With the unofficial start of summer travel about a month away, attention continues to shine upon the travel industry as both the U.S. and European Union focus legislation aimed at their respective travel visa policies.

At a recent appearance at George Washington University in Washington, D.C., Secretary of Homeland Security John Kelly said the rules for allowing Europeans to travel to the U.S. without a visa should be examined because of the threat of terrorism.

"We have to start looking very hard at that [visa waiver] program," Kelly said. "Not eliminating it and not doing anything excessive, but look very hard at the program."

Kelly is concerned that ISIS fighters with European ties may take advantage of the visa waiver program to attack the U.S. According to Euromonitor, 14 million European citizens who are covered by the visa waiver program traveled to the U.S. in 2015.

"We are the Super Bowl in terms of terrorists," he says. "That's where they wanna come."

Tighter policies have been placed upon the U.S. travel industry since the change in White House administration at the beginning of the year. President Donald Trump's executive order focusing on predominantly Muslim countries has faced ridicule from both inbound and abroad travelers creating a fear within the travel industry that not all visitors are welcome to the U.S.

While the U.S. says visitors are still welcome, they will face tougher screenings. In March, the Trump administration instructed officials to increase security checks on visas issued to tourists, business travelers and relatives of American residents.

"Consular officers should not hesitate to refuse any case presenting security concerns," wrote Secretary of State Rex Tillerson in the cables, titled "Implementing Immediate Heightened Screening and Vetting of Visa Applications."

As the U.S. continues to clamp down on the vetting of U.S. visas, the European Union is also introducing tighter restrictions upon their visa waiver program.

In March, the European Parliament voted to end visa-free travel for Americans traveling within the EU. The vote came after the U.S. failed to allow five EU countries — Bulgaria, Croatia, Cyprus, Poland and Romania into their visa waiver program.

"The EU Commission is legally obliged to take measures temporarily reintroducing visa requirements for U.S. citizens, given that Washington still does not grant visa-free access to nationals of five EU countries. In a resolution approved on Thursday [March 2], MEPs urge the Commission to adopt the necessary legal measures within two months," said the European Parliament in a statement.

As of now, American travelers have been able to travel throughout Europe without needing a visa for stays of less than 90 days. A June 15 meeting is scheduled between the U.S.-EU to try to resolve the visa issue.

"We will report on further progress made before the end of June and continue to work closely with both the European Parliament and the Council," a Commission spokeswoman said, referring to the council which groups the governments of the 28 EU member states.
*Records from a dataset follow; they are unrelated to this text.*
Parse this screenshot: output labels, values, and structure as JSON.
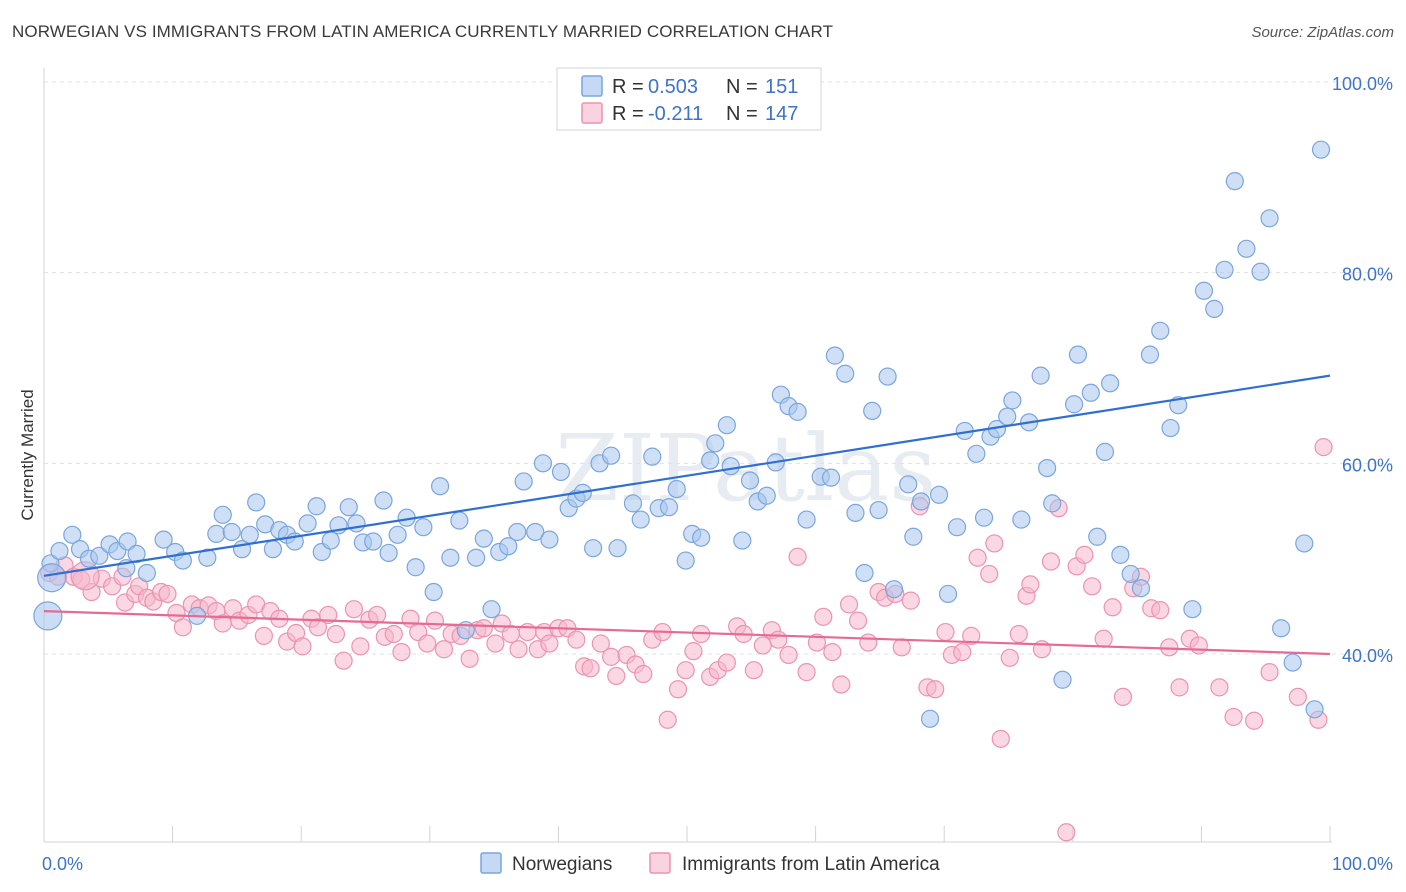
{
  "title": "NORWEGIAN VS IMMIGRANTS FROM LATIN AMERICA CURRENTLY MARRIED CORRELATION CHART",
  "source": "Source: ZipAtlas.com",
  "watermark": "ZIPatlas",
  "legend": {
    "r_label": "R =",
    "n_label": "N =",
    "rows": [
      {
        "r": "0.503",
        "n": "151",
        "color": "#a8c6ee"
      },
      {
        "r": "-0.211",
        "n": "147",
        "color": "#f5b6cb"
      }
    ]
  },
  "colors": {
    "blue_fill": "#a8c6ee",
    "blue_stroke": "#7aa6dd",
    "blue_line": "#2f6fd0",
    "pink_fill": "#f5b6cb",
    "pink_stroke": "#ea94b0",
    "pink_line": "#e56b95",
    "axis_label": "#3f73c8",
    "grid": "#dde1e6"
  },
  "chart_data": {
    "type": "scatter",
    "title": "NORWEGIAN VS IMMIGRANTS FROM LATIN AMERICA CURRENTLY MARRIED CORRELATION CHART",
    "xlabel": "",
    "ylabel": "Currently Married",
    "xlim": [
      0,
      100
    ],
    "ylim": [
      20,
      100
    ],
    "x_tick_labels": [
      "0.0%",
      "100.0%"
    ],
    "y_ticks": [
      40,
      60,
      80,
      100
    ],
    "y_tick_labels": [
      "40.0%",
      "60.0%",
      "80.0%",
      "100.0%"
    ],
    "grid": true,
    "legend_position": "top-center",
    "series": [
      {
        "name": "Norwegians",
        "r": 0.503,
        "n": 151,
        "trend": [
          [
            0,
            48.2
          ],
          [
            100,
            69.2
          ]
        ],
        "points": [
          [
            0.5,
            49.5
          ],
          [
            1.2,
            50.8
          ],
          [
            2.2,
            52.5
          ],
          [
            2.8,
            51
          ],
          [
            3.5,
            50
          ],
          [
            4.3,
            50.3
          ],
          [
            5.1,
            51.5
          ],
          [
            5.7,
            50.8
          ],
          [
            6.5,
            51.8
          ],
          [
            7.2,
            50.5
          ],
          [
            6.4,
            49
          ],
          [
            8.0,
            48.5
          ],
          [
            9.3,
            52
          ],
          [
            10.2,
            50.7
          ],
          [
            10.8,
            49.8
          ],
          [
            11.9,
            44
          ],
          [
            12.7,
            50.1
          ],
          [
            13.4,
            52.6
          ],
          [
            13.9,
            54.6
          ],
          [
            14.6,
            52.8
          ],
          [
            15.4,
            51
          ],
          [
            16.0,
            52.5
          ],
          [
            16.5,
            55.9
          ],
          [
            17.2,
            53.6
          ],
          [
            17.8,
            51
          ],
          [
            18.3,
            53
          ],
          [
            18.9,
            52.5
          ],
          [
            19.5,
            51.8
          ],
          [
            20.5,
            53.7
          ],
          [
            21.2,
            55.5
          ],
          [
            21.6,
            50.7
          ],
          [
            22.3,
            51.9
          ],
          [
            22.9,
            53.5
          ],
          [
            23.7,
            55.4
          ],
          [
            24.3,
            53.7
          ],
          [
            24.8,
            51.7
          ],
          [
            25.6,
            51.8
          ],
          [
            26.4,
            56.1
          ],
          [
            26.8,
            50.6
          ],
          [
            27.5,
            52.5
          ],
          [
            28.2,
            54.3
          ],
          [
            28.9,
            49.1
          ],
          [
            29.5,
            53.3
          ],
          [
            30.3,
            46.5
          ],
          [
            30.8,
            57.6
          ],
          [
            31.6,
            50.1
          ],
          [
            32.3,
            54
          ],
          [
            32.8,
            42.5
          ],
          [
            33.6,
            50.1
          ],
          [
            34.2,
            52.1
          ],
          [
            34.8,
            44.7
          ],
          [
            35.4,
            50.7
          ],
          [
            36.1,
            51.3
          ],
          [
            36.8,
            52.8
          ],
          [
            37.3,
            58.1
          ],
          [
            38.2,
            52.8
          ],
          [
            38.8,
            60
          ],
          [
            39.3,
            52
          ],
          [
            40.2,
            59.1
          ],
          [
            40.8,
            55.3
          ],
          [
            41.4,
            56.3
          ],
          [
            41.9,
            56.9
          ],
          [
            42.7,
            51.1
          ],
          [
            43.2,
            60
          ],
          [
            44.1,
            60.8
          ],
          [
            44.6,
            51.1
          ],
          [
            45.8,
            55.8
          ],
          [
            46.4,
            54.1
          ],
          [
            47.3,
            60.7
          ],
          [
            47.8,
            55.3
          ],
          [
            48.6,
            55.4
          ],
          [
            49.2,
            57.3
          ],
          [
            49.9,
            49.8
          ],
          [
            50.4,
            52.6
          ],
          [
            51.1,
            52.2
          ],
          [
            51.8,
            60.3
          ],
          [
            52.2,
            62.1
          ],
          [
            53.1,
            64
          ],
          [
            53.4,
            59.7
          ],
          [
            54.3,
            51.9
          ],
          [
            54.9,
            58.2
          ],
          [
            55.5,
            56
          ],
          [
            56.2,
            56.6
          ],
          [
            56.9,
            60.1
          ],
          [
            57.3,
            67.2
          ],
          [
            57.9,
            66
          ],
          [
            58.6,
            65.4
          ],
          [
            59.3,
            54.1
          ],
          [
            60.4,
            58.6
          ],
          [
            61.2,
            58.5
          ],
          [
            61.5,
            71.3
          ],
          [
            62.3,
            69.4
          ],
          [
            63.1,
            54.8
          ],
          [
            63.8,
            48.5
          ],
          [
            64.4,
            65.5
          ],
          [
            64.9,
            55.1
          ],
          [
            65.6,
            69.1
          ],
          [
            66.1,
            46.8
          ],
          [
            67.2,
            57.8
          ],
          [
            67.6,
            52.3
          ],
          [
            68.2,
            56
          ],
          [
            68.9,
            33.2
          ],
          [
            69.6,
            56.7
          ],
          [
            70.3,
            46.3
          ],
          [
            71.0,
            53.3
          ],
          [
            71.6,
            63.4
          ],
          [
            72.5,
            61
          ],
          [
            73.1,
            54.3
          ],
          [
            73.6,
            62.8
          ],
          [
            74.1,
            63.6
          ],
          [
            74.9,
            64.9
          ],
          [
            75.3,
            66.6
          ],
          [
            76.0,
            54.1
          ],
          [
            76.6,
            64.3
          ],
          [
            77.5,
            69.2
          ],
          [
            78.0,
            59.5
          ],
          [
            78.4,
            55.8
          ],
          [
            79.2,
            37.3
          ],
          [
            80.1,
            66.2
          ],
          [
            80.4,
            71.4
          ],
          [
            81.4,
            67.4
          ],
          [
            81.9,
            52.3
          ],
          [
            82.5,
            61.2
          ],
          [
            82.9,
            68.4
          ],
          [
            83.7,
            50.4
          ],
          [
            84.5,
            48.4
          ],
          [
            85.3,
            46.9
          ],
          [
            86.0,
            71.4
          ],
          [
            86.8,
            73.9
          ],
          [
            87.6,
            63.7
          ],
          [
            88.2,
            66.1
          ],
          [
            89.3,
            44.7
          ],
          [
            90.2,
            78.1
          ],
          [
            91.0,
            76.2
          ],
          [
            91.8,
            80.3
          ],
          [
            92.6,
            89.6
          ],
          [
            93.5,
            82.5
          ],
          [
            94.6,
            80.1
          ],
          [
            95.3,
            85.7
          ],
          [
            96.2,
            42.7
          ],
          [
            97.1,
            39.1
          ],
          [
            98.0,
            51.6
          ],
          [
            98.8,
            34.2
          ],
          [
            99.3,
            92.9
          ]
        ],
        "big_points": [
          [
            0.6,
            48.0
          ],
          [
            0.3,
            44.0
          ]
        ]
      },
      {
        "name": "Immigrants from Latin America",
        "r": -0.211,
        "n": 147,
        "trend": [
          [
            0,
            44.5
          ],
          [
            100,
            40.0
          ]
        ],
        "points": [
          [
            0.4,
            48.5
          ],
          [
            1.1,
            48.1
          ],
          [
            1.6,
            49.3
          ],
          [
            2.3,
            48.1
          ],
          [
            2.9,
            47.8
          ],
          [
            3.7,
            46.5
          ],
          [
            4.5,
            47.9
          ],
          [
            5.3,
            47.1
          ],
          [
            6.1,
            48.1
          ],
          [
            6.3,
            45.4
          ],
          [
            7.1,
            46.3
          ],
          [
            7.4,
            47.1
          ],
          [
            8.0,
            45.9
          ],
          [
            8.5,
            45.5
          ],
          [
            9.1,
            46.5
          ],
          [
            9.6,
            46.3
          ],
          [
            10.3,
            44.3
          ],
          [
            10.8,
            42.8
          ],
          [
            11.5,
            45.2
          ],
          [
            12.1,
            44.8
          ],
          [
            12.8,
            45.1
          ],
          [
            13.4,
            44.5
          ],
          [
            13.9,
            43.2
          ],
          [
            14.7,
            44.8
          ],
          [
            15.2,
            43.5
          ],
          [
            15.9,
            44.1
          ],
          [
            16.5,
            45.2
          ],
          [
            17.1,
            41.9
          ],
          [
            17.6,
            44.5
          ],
          [
            18.3,
            43.7
          ],
          [
            18.9,
            41.3
          ],
          [
            19.6,
            42.2
          ],
          [
            20.1,
            40.8
          ],
          [
            20.8,
            43.7
          ],
          [
            21.3,
            42.8
          ],
          [
            22.1,
            44.1
          ],
          [
            22.7,
            42.1
          ],
          [
            23.3,
            39.3
          ],
          [
            24.1,
            44.7
          ],
          [
            24.6,
            40.8
          ],
          [
            25.3,
            43.6
          ],
          [
            25.9,
            44.1
          ],
          [
            26.5,
            41.8
          ],
          [
            27.2,
            42.1
          ],
          [
            27.8,
            40.2
          ],
          [
            28.5,
            43.7
          ],
          [
            29.1,
            42.3
          ],
          [
            29.8,
            41.1
          ],
          [
            30.4,
            43.5
          ],
          [
            31.1,
            40.5
          ],
          [
            31.7,
            42.1
          ],
          [
            32.4,
            41.9
          ],
          [
            33.1,
            39.5
          ],
          [
            33.7,
            42.5
          ],
          [
            34.2,
            42.7
          ],
          [
            35.1,
            41.1
          ],
          [
            35.6,
            43.2
          ],
          [
            36.3,
            42.1
          ],
          [
            36.9,
            40.5
          ],
          [
            37.6,
            42.3
          ],
          [
            38.4,
            40.5
          ],
          [
            38.9,
            42.3
          ],
          [
            39.3,
            41.1
          ],
          [
            40.0,
            42.7
          ],
          [
            40.7,
            42.7
          ],
          [
            41.4,
            41.5
          ],
          [
            42.0,
            38.7
          ],
          [
            42.5,
            38.5
          ],
          [
            43.3,
            41.1
          ],
          [
            44.1,
            39.7
          ],
          [
            44.5,
            37.7
          ],
          [
            45.3,
            39.9
          ],
          [
            46.0,
            38.9
          ],
          [
            46.6,
            37.9
          ],
          [
            47.3,
            41.5
          ],
          [
            48.1,
            42.3
          ],
          [
            48.5,
            33.1
          ],
          [
            49.3,
            36.3
          ],
          [
            49.9,
            38.3
          ],
          [
            50.5,
            40.3
          ],
          [
            51.1,
            42.1
          ],
          [
            51.8,
            37.6
          ],
          [
            52.4,
            38.3
          ],
          [
            53.1,
            39.1
          ],
          [
            53.9,
            42.9
          ],
          [
            54.4,
            42.1
          ],
          [
            55.2,
            38.3
          ],
          [
            55.9,
            40.9
          ],
          [
            56.6,
            42.5
          ],
          [
            57.1,
            41.5
          ],
          [
            57.9,
            39.9
          ],
          [
            58.6,
            50.2
          ],
          [
            59.3,
            38.1
          ],
          [
            60.1,
            41.2
          ],
          [
            60.6,
            43.9
          ],
          [
            61.3,
            40.2
          ],
          [
            62.0,
            36.8
          ],
          [
            62.6,
            45.2
          ],
          [
            63.3,
            43.5
          ],
          [
            64.1,
            41.2
          ],
          [
            64.9,
            46.5
          ],
          [
            65.4,
            45.9
          ],
          [
            66.2,
            46.3
          ],
          [
            66.7,
            40.7
          ],
          [
            67.4,
            45.6
          ],
          [
            68.1,
            55.5
          ],
          [
            68.7,
            36.5
          ],
          [
            69.3,
            36.3
          ],
          [
            70.1,
            42.3
          ],
          [
            70.6,
            39.9
          ],
          [
            71.4,
            40.2
          ],
          [
            72.1,
            41.9
          ],
          [
            72.6,
            50.1
          ],
          [
            73.5,
            48.4
          ],
          [
            73.9,
            51.6
          ],
          [
            74.4,
            31.1
          ],
          [
            75.1,
            39.6
          ],
          [
            75.8,
            42.1
          ],
          [
            76.4,
            46.1
          ],
          [
            76.7,
            47.3
          ],
          [
            77.6,
            40.5
          ],
          [
            78.3,
            49.7
          ],
          [
            78.9,
            55.3
          ],
          [
            79.5,
            21.3
          ],
          [
            80.3,
            49.2
          ],
          [
            80.9,
            50.4
          ],
          [
            81.5,
            47.1
          ],
          [
            82.4,
            41.6
          ],
          [
            83.1,
            44.9
          ],
          [
            83.9,
            35.5
          ],
          [
            84.7,
            46.9
          ],
          [
            85.3,
            48.1
          ],
          [
            86.1,
            44.8
          ],
          [
            86.8,
            44.6
          ],
          [
            87.5,
            40.7
          ],
          [
            88.3,
            36.5
          ],
          [
            89.1,
            41.6
          ],
          [
            89.8,
            40.9
          ],
          [
            91.4,
            36.5
          ],
          [
            92.5,
            33.4
          ],
          [
            94.1,
            33.0
          ],
          [
            95.3,
            38.1
          ],
          [
            97.5,
            35.5
          ],
          [
            99.1,
            33.1
          ],
          [
            99.5,
            61.7
          ]
        ],
        "big_points": [
          [
            3.2,
            48.2
          ]
        ]
      }
    ]
  },
  "bottom_legend": [
    {
      "label": "Norwegians",
      "color": "#a8c6ee"
    },
    {
      "label": "Immigrants from Latin America",
      "color": "#f5b6cb"
    }
  ]
}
If the visa resolution remains in place, Americans will have to apply for extra documents to travel throughout Europe. In 2016, 12.6 million U.S. citizens traveled to Europe, according to the U.S. National Travel and Tourism Office.

While some lawmakers agree with the need for tougher visa regulations for American travelers, others think European travel may suffer.

"Making it more difficult for U.S. citizens to travel to Europe would certainly deprive the European travel and tourism sector of essential revenue, and put thousands of European jobs at stake in one of the few sectors which experiences a strong growth in employment," Eduardo Santander, executive director of the ETC, wrote in a joint letter with Michael de Blust, secretariat of the Network for the European Private Sector in Tourism, to MEPs.

One thing is certain: Both American and European travelers will need to check to make sure they have the proper documentation for any travel this upcoming summer.